Three chapters engage with ‘generic mixing’ (Part 2). Deborah Steiner (135–66) regards catalogic lists as a genre, and examines the shared traits of literary catalogues and textual and visual representations of choruses. She argues that catalogues in epic are informed by the visuality of choral performances, while choral songs, in turn, might look at hexameter poetry when including a catalogue. Drawing chiefly from Euripidean plays, Naomi Weiss (167–90) shows how tragic choral parts engage with many choral genres. She makes a compelling case for the complementation of musical narrative, achieved through generic modulations in choral songs, and dramatic narrative, maintaining that such deep interconnection is a defining trait of tragedy. Margaret Foster (191–228) reads Bacchylides’ Ode 16 as upholding the local and autonomous character of specific song genres. Yet, at the same time, the ode, by compressing the narrative of Sophocles’ Trachiniae and thus changing the genre of its medium, makes tragedy, a distinctively Attic genre, ready for importation and performance in other communities.

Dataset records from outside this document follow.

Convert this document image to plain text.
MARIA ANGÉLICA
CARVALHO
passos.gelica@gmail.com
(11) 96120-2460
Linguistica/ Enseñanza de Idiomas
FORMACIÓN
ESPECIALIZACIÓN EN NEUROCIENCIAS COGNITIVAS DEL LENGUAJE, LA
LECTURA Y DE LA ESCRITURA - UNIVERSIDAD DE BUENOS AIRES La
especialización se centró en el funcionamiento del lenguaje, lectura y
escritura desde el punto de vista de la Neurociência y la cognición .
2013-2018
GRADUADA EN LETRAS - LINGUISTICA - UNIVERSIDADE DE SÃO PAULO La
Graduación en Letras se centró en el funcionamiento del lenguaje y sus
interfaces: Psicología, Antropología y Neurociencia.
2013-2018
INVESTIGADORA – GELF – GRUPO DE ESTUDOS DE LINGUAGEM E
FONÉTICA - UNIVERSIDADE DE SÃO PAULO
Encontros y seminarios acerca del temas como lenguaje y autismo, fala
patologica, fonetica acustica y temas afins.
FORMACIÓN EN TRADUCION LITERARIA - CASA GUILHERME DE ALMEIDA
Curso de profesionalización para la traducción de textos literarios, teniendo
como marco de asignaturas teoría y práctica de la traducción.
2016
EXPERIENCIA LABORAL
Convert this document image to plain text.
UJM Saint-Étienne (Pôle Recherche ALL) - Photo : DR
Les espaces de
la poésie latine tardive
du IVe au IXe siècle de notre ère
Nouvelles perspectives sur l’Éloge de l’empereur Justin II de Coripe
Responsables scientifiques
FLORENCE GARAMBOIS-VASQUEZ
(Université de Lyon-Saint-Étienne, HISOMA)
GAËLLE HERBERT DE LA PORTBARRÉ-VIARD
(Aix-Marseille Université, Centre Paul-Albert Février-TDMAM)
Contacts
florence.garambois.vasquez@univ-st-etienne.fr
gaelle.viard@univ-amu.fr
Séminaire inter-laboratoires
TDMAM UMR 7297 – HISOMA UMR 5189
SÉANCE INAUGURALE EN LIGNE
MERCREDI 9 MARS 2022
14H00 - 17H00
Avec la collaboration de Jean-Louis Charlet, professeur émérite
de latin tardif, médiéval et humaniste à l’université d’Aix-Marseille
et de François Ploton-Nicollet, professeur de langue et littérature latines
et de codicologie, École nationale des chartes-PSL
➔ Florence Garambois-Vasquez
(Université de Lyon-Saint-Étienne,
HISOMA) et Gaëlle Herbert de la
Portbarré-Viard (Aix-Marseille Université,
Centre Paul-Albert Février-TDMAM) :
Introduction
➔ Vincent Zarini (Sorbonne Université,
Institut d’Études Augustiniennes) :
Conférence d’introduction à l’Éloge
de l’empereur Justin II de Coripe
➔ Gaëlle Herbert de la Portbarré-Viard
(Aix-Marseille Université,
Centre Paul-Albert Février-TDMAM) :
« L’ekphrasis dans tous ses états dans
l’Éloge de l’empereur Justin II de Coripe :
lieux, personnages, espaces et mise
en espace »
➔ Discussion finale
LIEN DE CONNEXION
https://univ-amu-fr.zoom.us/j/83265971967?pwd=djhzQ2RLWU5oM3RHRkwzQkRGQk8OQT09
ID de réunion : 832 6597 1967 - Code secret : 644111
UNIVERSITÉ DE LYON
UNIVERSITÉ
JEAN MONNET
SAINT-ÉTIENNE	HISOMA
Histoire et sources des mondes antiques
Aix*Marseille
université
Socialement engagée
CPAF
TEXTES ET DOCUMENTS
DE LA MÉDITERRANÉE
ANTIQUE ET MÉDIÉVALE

Opening the last part on the ‘somatics of genre’, Mark Griffith (231–70) takes less travelled paths and a welcome turn to Korybantic-type musical rituals. He analyses Aristotle’s take on the functions of music, dwelling specially on emotional arousal, typical of Korybantic-type performances. He then highlights the formal, social and functional (affective) features that, he argues, make Korybantic rituals a distinct genre within Greek song culture. Mario Telò (271–97) suggestively searches for ‘hint[s] of iambic texture’ (290) in iambic texts and some reception instances, highlighting the rough, spiky, frigid features of bodies, objects and places mentioned in iambos. He holds the psychosomatic effects roused in the audience by such iambic imagery and language to be intrinsic features of the iambic genre. Seth Estrin (298–324) analyses a sixth-century BC elegiac inscription on an Ambracian cenotaph, arguing that a disjunctive tension is realized in the metrical structure: the hexameter makes us visualize the dead, whereas the pentameter takes us back to the reality of death, absence. Such a disjunctive structure, he maintains, is a generic feature of funerary elegy; it is extended to the materiality of the Ambracian inscription and of the monument, and consequently to the bodily and cognitive experience they impose on readers. Finally, by looking at the Homeric Hymn to Apollo and Pindar’s Paean 6, Sarah Olsen (325–46) argues that evoking sensory memories of choral performances is a generic feature of choral song. Such evocation allows choral texts to retain their generic distinctiveness across multiple modes and contexts of reperformance.
The contributors engage with the matters of lyric genres on a wide spectrum, considering occasionality and rituality, intertextual and intergeneric relationships, ancient interpretations, and sensory and cognitive effects in viewers and receivers. They offer fresh takes on both canonical authors and sources less frequently discussed. On the whole, this volume succeeds in showing how different conceptualizations of genre can complement each other and open new ways to think about Greek lyric. Undoubtedly, each chapter will summon an array of questions in readers, thus, hopefully, prompting further research in new, or now renewed, directions.